Article

Fraternity Freedom

June 1954
Article
Fraternity Freedom
June 1954

THE Trustees at their spring meeting also accepted and approved the recommendation of Dartmouth undergraduates, as expressed in their March referendum, that fraternities at the College must within six years rid themselves of nationally imposed membership restrictions based on race, religion or national origin. Any Dartmouth fraternity chapter that has not eliminated discriminatory membership clauses by 1960 will be barred from all fraternity activities, including rushing — in other words, will be through.

In the campus-wide referendum conducted by the Undergraduate Council the students, by 90 per cent of the votes cast, backed the principle of removing fraternity discrimination. This stand by the students was expressed in 1,128 votes cast for the i960 deadline and 848 votes cast for a second possibility, that of continuing the present effort to remove the clauses without a deadline but with a yearly judgment by the Undergraduate Council of each chapter's progress. The referendum's third option, that of halting all efforts to eliminate discrimination, received only 278 of the 2,248 votes cast.

For four years, under the second option, Dartmouth undergraduates have made some progress in ridding Dartmouth fraternities of discriminatory clauses. In this period one chapter disaffiliated from its national organization and went local and another chapter succeeded in dropping the offending clauses without severing its national ties. Most students agreed with the Undergraduate Council that progress was too slow, and the i960 deadline, with Trustee action giving it teeth, now controls which Dartmouth undergraduates have shown nationally recognized leadership.

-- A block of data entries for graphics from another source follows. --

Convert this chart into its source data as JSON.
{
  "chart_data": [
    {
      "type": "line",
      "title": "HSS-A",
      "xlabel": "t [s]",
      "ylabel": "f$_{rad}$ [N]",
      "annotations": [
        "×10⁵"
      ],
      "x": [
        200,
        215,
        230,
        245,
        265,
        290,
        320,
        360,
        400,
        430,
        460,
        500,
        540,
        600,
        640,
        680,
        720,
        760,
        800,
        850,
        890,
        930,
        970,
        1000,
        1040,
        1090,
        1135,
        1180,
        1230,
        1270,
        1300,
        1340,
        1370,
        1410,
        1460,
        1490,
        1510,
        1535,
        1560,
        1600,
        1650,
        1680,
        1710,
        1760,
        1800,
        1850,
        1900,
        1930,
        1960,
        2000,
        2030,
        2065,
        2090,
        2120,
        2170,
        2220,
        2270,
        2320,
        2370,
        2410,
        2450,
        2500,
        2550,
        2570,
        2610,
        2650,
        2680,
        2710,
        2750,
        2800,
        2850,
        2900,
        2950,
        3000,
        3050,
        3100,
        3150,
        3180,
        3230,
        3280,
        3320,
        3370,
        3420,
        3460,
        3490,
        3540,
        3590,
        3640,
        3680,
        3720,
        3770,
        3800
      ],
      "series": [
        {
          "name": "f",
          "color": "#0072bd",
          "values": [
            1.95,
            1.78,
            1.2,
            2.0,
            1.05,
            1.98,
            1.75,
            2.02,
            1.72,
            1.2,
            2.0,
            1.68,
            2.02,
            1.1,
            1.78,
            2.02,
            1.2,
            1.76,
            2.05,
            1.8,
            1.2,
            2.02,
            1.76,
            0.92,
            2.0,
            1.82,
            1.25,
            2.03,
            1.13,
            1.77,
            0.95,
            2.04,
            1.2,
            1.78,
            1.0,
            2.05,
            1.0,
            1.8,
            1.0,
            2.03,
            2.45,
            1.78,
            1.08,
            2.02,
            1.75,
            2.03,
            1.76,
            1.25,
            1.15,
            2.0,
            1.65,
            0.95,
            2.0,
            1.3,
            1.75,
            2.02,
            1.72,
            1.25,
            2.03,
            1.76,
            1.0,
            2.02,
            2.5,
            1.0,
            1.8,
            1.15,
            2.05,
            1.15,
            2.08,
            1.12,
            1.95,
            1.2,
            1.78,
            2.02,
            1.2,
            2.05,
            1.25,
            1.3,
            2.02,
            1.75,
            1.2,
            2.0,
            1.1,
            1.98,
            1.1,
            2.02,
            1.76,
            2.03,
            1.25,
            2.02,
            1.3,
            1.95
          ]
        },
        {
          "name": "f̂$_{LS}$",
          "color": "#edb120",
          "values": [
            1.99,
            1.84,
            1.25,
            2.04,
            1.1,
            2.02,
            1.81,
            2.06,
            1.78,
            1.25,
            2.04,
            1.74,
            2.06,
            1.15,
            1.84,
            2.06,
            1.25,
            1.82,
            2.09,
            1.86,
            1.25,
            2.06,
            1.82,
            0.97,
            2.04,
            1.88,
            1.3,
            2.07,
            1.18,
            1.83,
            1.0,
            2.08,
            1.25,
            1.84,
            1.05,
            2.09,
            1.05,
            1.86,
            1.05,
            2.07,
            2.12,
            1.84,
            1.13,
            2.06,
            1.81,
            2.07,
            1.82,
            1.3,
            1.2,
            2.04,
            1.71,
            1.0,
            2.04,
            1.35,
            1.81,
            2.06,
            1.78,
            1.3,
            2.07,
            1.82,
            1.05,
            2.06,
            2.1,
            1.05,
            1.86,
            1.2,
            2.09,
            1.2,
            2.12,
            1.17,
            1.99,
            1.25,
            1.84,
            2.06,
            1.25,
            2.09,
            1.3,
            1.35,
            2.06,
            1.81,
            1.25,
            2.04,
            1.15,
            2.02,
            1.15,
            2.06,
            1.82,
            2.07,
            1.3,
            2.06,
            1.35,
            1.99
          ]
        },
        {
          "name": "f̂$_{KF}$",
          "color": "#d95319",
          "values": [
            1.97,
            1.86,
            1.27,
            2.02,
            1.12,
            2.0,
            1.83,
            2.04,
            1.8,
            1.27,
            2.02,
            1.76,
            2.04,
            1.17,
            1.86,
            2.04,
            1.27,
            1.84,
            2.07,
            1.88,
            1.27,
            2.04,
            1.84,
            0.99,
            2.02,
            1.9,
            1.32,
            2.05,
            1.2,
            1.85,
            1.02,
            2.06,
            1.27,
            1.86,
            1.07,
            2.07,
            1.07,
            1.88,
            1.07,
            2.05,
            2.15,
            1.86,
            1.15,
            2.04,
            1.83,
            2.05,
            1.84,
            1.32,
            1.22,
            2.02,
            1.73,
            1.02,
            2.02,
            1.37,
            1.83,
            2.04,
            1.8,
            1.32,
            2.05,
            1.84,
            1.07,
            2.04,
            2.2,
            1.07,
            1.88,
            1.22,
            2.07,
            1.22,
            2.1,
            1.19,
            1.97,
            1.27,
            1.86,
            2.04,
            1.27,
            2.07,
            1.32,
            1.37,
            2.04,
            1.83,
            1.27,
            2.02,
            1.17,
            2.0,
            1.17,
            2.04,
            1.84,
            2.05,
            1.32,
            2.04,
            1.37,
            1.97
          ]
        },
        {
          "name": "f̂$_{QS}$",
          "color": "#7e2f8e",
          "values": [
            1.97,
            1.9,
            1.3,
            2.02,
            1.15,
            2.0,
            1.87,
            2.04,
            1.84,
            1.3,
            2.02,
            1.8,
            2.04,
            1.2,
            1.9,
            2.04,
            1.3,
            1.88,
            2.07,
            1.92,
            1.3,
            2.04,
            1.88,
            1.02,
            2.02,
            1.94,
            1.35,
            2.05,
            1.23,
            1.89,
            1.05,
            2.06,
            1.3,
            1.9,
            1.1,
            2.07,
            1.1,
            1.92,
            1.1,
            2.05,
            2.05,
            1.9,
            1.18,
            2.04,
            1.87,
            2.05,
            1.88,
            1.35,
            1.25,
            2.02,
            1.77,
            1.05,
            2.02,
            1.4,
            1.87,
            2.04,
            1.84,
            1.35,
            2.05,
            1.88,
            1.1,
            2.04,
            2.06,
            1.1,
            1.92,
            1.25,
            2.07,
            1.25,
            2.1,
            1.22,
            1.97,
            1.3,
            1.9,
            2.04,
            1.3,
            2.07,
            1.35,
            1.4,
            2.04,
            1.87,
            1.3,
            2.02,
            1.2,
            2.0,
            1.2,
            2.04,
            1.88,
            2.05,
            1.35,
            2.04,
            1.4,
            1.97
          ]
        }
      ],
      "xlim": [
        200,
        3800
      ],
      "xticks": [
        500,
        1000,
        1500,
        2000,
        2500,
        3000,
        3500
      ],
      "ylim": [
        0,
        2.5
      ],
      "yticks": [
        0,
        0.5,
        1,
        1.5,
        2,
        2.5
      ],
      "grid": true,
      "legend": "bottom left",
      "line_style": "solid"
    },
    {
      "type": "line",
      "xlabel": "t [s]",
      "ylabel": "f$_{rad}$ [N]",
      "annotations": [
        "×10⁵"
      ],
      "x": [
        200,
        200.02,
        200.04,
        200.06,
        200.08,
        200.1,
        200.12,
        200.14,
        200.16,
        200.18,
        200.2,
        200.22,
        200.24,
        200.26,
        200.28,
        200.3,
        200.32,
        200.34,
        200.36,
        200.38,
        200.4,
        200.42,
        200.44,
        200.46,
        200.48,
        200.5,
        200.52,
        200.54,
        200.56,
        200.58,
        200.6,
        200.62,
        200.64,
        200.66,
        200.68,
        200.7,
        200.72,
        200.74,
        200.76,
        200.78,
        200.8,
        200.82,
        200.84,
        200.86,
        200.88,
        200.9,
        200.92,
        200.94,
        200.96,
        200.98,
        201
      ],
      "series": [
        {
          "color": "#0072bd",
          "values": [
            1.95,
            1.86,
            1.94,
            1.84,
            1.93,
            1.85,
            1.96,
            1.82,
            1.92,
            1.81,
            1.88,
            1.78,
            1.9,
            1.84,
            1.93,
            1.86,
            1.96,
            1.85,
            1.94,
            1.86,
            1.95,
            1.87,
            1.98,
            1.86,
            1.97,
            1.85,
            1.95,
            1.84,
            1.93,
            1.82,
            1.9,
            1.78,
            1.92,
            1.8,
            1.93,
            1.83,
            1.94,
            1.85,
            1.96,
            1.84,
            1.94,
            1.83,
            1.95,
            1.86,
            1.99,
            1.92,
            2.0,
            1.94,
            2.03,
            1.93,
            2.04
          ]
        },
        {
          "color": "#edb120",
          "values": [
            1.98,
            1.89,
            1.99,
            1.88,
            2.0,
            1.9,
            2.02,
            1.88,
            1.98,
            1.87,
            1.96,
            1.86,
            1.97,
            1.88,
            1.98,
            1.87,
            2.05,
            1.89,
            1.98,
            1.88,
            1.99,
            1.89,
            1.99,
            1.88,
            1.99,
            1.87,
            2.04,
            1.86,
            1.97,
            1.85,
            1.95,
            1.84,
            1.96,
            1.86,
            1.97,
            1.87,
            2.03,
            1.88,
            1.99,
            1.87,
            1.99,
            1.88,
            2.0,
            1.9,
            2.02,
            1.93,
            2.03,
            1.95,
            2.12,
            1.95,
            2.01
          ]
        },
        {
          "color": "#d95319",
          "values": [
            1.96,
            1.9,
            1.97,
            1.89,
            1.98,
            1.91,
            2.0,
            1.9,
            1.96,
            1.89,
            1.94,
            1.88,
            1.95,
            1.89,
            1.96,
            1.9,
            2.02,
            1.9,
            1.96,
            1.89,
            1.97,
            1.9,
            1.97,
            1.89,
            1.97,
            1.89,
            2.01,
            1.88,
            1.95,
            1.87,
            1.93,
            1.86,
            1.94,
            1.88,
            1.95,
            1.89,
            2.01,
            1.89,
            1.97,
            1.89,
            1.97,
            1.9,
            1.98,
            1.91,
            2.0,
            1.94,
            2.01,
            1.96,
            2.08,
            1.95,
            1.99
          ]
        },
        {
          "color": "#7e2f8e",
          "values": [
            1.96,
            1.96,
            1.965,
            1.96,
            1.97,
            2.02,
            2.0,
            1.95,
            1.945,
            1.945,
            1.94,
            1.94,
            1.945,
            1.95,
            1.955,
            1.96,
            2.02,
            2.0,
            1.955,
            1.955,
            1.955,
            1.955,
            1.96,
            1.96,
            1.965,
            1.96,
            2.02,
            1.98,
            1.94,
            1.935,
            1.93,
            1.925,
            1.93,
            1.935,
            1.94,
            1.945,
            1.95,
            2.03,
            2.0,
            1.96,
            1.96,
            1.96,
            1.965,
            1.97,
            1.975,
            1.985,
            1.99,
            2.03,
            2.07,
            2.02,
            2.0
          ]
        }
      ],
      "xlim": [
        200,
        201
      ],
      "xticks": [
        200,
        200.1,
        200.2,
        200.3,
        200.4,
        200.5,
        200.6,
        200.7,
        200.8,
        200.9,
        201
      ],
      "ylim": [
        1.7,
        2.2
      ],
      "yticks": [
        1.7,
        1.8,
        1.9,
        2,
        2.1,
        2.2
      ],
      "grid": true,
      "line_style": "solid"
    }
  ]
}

One letter from an alumnus to the ALUMNI MAGAZINE mistakenly protests against depriving students of the right to have fraternity brothers of their own choice. The banning of discriminatory clauses does not remove this right or the College's recognition of it. The action taken by the Trustees simply guarantees that fraternity men at Dartmouth shall have complete freedom to choose their chapter brothers and shall not be controlled by arbitrary and discriminatory restrictions from outside the College.